We frequently refer to “the grid” when discussing energy, but how exactly can it be defined, and how is dcbel poised to add a new layer to the system?


A power grid refers to the network that serves consumers with electricity. The key links in the chain include power stations and generating plants, electrical substations, transmission lines and distribution transformers.

When we say that a dcbel Home Energy Station is a grid-connected device, we mean that it is able to draw power from your utility service like any other plug-in device in your home.

The kind of energy that flows through grid infrastructure and into our homes is called alternating current (AC). AC power became standard around the turn of the century because of how scalable it is.

The reason why the grid evolved as it did (with tall transmission towers stringing miles of electrical wire) is because AC power can be transported long distances with great efficiency at high voltage. It is only stepped down to safer voltage levels as it reaches the end user.

In this article, we’ll describe the main components of the US energy grid in detail and unpack the consequences of an aging grid.

Power generation

In the US, steam turbines are widely used to produce electricity. These large machines are connected to generators and contain dozens of blades that spin at 1,800 or even 3,600 revolutions per minute.

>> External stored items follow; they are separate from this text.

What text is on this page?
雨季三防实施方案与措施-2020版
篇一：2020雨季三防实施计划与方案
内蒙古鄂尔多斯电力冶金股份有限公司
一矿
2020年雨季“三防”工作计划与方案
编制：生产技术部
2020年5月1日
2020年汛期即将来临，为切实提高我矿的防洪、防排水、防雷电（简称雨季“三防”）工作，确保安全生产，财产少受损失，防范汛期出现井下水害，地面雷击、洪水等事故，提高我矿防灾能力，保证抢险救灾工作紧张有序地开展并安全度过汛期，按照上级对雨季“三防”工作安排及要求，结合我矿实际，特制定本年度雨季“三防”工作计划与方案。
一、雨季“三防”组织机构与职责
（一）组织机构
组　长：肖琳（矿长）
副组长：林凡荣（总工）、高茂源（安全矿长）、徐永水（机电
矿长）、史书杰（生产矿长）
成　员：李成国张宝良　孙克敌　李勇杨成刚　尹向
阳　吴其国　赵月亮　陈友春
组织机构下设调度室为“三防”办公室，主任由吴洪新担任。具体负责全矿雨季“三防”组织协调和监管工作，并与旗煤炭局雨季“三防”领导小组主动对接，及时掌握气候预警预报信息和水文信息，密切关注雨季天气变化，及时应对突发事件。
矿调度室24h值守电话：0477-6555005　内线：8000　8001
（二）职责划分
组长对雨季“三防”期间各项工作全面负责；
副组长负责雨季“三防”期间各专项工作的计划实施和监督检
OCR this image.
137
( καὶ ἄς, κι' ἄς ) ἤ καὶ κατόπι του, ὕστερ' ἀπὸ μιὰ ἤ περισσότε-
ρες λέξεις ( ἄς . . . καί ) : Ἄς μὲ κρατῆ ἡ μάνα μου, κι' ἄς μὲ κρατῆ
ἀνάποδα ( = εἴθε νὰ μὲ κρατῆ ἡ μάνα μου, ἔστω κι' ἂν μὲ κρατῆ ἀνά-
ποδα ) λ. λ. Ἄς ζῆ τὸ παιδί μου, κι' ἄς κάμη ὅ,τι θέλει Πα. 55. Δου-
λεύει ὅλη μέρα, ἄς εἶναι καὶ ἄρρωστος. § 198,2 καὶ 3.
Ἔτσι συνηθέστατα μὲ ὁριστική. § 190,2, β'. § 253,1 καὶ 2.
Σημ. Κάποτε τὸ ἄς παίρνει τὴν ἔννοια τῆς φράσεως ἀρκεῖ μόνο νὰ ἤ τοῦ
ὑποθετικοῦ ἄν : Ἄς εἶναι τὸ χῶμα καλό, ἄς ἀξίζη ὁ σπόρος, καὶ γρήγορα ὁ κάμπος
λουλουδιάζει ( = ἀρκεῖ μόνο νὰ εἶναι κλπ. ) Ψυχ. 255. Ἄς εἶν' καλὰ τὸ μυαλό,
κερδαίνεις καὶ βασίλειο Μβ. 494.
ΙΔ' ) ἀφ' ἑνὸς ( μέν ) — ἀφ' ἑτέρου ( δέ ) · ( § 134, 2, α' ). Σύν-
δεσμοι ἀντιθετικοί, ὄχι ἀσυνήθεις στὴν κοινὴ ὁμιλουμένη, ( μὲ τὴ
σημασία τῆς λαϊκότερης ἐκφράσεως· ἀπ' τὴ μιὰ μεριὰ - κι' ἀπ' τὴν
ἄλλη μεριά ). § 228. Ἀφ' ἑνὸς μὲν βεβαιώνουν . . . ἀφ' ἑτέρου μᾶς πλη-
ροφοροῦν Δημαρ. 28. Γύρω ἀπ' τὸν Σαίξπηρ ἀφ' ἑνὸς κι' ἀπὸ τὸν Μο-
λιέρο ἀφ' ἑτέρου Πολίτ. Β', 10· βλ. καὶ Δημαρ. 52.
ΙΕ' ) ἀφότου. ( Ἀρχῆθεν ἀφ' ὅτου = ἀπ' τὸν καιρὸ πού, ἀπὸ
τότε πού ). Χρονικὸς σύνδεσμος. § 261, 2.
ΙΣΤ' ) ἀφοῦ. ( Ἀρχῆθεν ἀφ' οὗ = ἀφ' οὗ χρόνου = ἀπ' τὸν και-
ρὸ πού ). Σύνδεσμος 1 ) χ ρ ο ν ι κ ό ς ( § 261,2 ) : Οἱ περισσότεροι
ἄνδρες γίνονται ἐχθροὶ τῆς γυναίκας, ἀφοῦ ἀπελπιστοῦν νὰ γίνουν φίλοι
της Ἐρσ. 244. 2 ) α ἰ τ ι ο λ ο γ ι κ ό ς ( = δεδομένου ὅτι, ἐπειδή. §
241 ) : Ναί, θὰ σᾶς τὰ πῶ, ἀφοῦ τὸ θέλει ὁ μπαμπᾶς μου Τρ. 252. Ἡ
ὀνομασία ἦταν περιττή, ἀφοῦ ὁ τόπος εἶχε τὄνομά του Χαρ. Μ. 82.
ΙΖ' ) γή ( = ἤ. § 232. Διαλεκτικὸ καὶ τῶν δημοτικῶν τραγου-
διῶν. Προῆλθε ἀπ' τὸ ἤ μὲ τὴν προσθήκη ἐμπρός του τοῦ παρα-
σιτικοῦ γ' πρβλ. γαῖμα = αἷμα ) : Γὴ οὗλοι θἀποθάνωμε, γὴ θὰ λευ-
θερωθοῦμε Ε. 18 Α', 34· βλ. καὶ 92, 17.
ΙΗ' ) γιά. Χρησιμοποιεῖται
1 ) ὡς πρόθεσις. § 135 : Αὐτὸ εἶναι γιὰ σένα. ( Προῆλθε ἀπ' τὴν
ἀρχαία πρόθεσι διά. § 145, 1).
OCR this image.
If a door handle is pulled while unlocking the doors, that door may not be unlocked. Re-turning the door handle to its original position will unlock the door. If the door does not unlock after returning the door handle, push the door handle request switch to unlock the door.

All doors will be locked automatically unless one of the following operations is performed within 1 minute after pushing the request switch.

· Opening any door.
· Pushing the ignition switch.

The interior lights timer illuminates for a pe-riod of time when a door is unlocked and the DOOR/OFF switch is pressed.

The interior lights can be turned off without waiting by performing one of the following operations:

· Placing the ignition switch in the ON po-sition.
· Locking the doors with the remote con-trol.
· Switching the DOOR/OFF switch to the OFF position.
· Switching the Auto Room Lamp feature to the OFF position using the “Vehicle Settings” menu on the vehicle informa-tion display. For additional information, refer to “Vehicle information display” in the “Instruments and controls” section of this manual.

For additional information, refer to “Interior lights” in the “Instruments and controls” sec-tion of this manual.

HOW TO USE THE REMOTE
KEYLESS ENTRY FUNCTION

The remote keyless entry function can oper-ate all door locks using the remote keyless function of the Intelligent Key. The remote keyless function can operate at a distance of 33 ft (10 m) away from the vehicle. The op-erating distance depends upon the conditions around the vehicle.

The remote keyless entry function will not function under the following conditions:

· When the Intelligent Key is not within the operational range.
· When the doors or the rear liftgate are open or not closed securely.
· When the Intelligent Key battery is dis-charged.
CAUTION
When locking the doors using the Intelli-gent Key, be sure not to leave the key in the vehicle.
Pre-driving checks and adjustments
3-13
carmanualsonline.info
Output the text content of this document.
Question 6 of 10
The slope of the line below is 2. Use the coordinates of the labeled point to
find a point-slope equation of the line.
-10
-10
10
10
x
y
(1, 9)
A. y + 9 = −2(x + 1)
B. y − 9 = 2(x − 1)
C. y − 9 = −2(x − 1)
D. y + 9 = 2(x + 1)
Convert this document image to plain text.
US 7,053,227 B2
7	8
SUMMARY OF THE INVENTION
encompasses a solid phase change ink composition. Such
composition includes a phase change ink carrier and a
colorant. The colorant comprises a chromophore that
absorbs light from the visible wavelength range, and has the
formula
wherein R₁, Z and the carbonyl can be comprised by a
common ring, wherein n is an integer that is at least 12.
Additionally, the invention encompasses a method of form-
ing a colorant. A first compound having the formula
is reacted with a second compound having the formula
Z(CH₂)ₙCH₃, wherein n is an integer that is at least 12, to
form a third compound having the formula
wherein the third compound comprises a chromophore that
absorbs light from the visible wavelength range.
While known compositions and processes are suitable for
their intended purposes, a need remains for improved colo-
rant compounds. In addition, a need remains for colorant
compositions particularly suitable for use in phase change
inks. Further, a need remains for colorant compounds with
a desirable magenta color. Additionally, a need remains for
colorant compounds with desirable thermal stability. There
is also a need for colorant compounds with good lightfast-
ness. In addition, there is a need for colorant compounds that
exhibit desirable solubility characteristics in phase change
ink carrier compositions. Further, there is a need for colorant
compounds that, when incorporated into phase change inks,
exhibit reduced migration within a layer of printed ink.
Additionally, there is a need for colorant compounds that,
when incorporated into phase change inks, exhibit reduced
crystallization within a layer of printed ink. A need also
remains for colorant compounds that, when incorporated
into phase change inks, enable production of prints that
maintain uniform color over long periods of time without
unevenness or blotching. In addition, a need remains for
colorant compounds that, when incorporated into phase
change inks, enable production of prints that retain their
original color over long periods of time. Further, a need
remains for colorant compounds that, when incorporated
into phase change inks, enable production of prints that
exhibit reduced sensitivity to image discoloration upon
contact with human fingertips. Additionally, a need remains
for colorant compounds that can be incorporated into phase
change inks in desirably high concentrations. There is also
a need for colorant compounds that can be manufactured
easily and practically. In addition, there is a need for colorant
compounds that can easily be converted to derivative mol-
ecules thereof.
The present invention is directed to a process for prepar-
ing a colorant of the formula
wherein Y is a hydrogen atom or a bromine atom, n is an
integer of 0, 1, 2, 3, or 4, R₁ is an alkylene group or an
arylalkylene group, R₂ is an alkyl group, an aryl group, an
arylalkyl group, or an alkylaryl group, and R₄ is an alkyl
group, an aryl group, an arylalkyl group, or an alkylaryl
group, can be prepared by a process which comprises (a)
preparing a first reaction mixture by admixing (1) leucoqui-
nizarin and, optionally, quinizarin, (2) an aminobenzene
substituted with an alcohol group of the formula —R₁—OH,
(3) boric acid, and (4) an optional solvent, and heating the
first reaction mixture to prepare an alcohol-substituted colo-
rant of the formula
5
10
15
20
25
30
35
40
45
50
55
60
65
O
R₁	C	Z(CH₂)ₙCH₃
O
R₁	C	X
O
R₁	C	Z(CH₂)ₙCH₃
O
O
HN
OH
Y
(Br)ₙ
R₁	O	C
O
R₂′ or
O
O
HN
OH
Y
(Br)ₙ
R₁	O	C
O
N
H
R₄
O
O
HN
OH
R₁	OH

Getting these turbines up to speed requires super-hot water vapor rising into them, which expands as it cools and releases energy that moves the blades. The source of heat that produces the steam is what determines the sustainability of the electricity that’s subsequently generated.

There are renewable and non-renewable sources of thermal energy used in this industry. Around three fifths of energy in the US is produced by burning fossil fuels like natural gas and coal, while one fifth is generated from renewable sources like wind, solar and hydroelectric dams.

Power transmission

Power plants tend to be located large distances away from the point of final consumption. When power is generated, a transformer steps up the voltage for transmission through a vast network of interconnected power lines.

How large are these networks? There are roughly 600,000 miles of transmission lines in the US, and just two wide area synchronous grids covering most of the US and Canada. The dividing line between the Eastern and Western Interconnections sits along the Rocky Mountain states, with almost every province and state served by one of the two mega-grids. The exceptions are the Canadian province of Quebec and the state of Texas, which both operate their own power grids.

Leveraging vast interconnections leads to pooling of resources, which helps lower generation costs while making it easier to balance energy supply and demand. In the event of a major outage or disturbance, a unified grid is more robust.

The US power grid as a whole is often referred to as the world’s largest machine, as it serves nearly 400 million consumers across the continent.

Power distribution

As they approach denser areas, thick high-voltage transmission lines connected by tall metal towers start to give way to ordinary electrical wires strung together atop wooden poles. There are nearly six million miles of local distribution lines in America.

Electrical substations in your jurisdiction lower the voltage of incoming power as it approaches its destination.

Regional operation of the grid, along with balancing supply and demand, is handled by utility companies or regional transmission organizations in areas that have these.

Distribution transformers are found at the end of the chain. These canister-shaped pieces of equipment can often be seen from your window, perched atop a nearby utility pole. In some cases, wiring is laid out underground instead.

Distribution transformers provide the final voltage transformation, converting a current of several thousand volts into 240 volts that will be fed directly to your service panel and used to power your home.

Is our aging grid being cared for?

A lot of the physical infrastructure that makes up the grid is nearing the end of its useful life, including transmission and distribution (T&D) lines, 70% of which are well into the second half of their lifespans. Investments in transmission system upgrades have increased over the last decade, spurred in part by the proliferation of wind and solar. On the distribution side, investment in overhead poles, wires, devices, and fixtures such as sensors, relays, and circuits has risen by 69% over the last ten years.

Despite this, the American Society of Civil Engineers gave the country a C- grade in its latest energy infrastructure report card. It calls for more consistent federal policies to address T&D reliability, with a focus on disaster risk mitigation. The group would also like to see more policies that factor in technological advancements, renewables and distributed generation.

The next frontier

That last point deserves a deeper dive. Distributed generation involves rethinking our energy grid and putting consumers at the center of the electricity delivery ecosystem. Along with the top-down approach to electricity distribution that has been in place for decades, the grid could also be built to support a two-way model whereby homeowners with solar panels and electric vehicles (EVs) that have energy to spare can contribute to the grid’s energy pool and be compensated for it.

The Department of Energy describes microgrids as “localized grids that can disconnect from the traditional grid to operate autonomously.” When enough distributed resources are in place, communities can keep the lights on even if the wider grid around them fails. This is where dcbel’s Home Energy Stations come in as devices that can tie disparate energy sources together and automatically manage energy that enters and leaves your home.

The grid is undoubtedly evolving as more and more Americans adopt solar power and EVs that can decrease their reliance on utilities. Saving energy and reducing everyday costs are both possible. While we can’t control when bad weather strikes and damages grid infrastructure, we can be more prepared by investing in a more resilient network.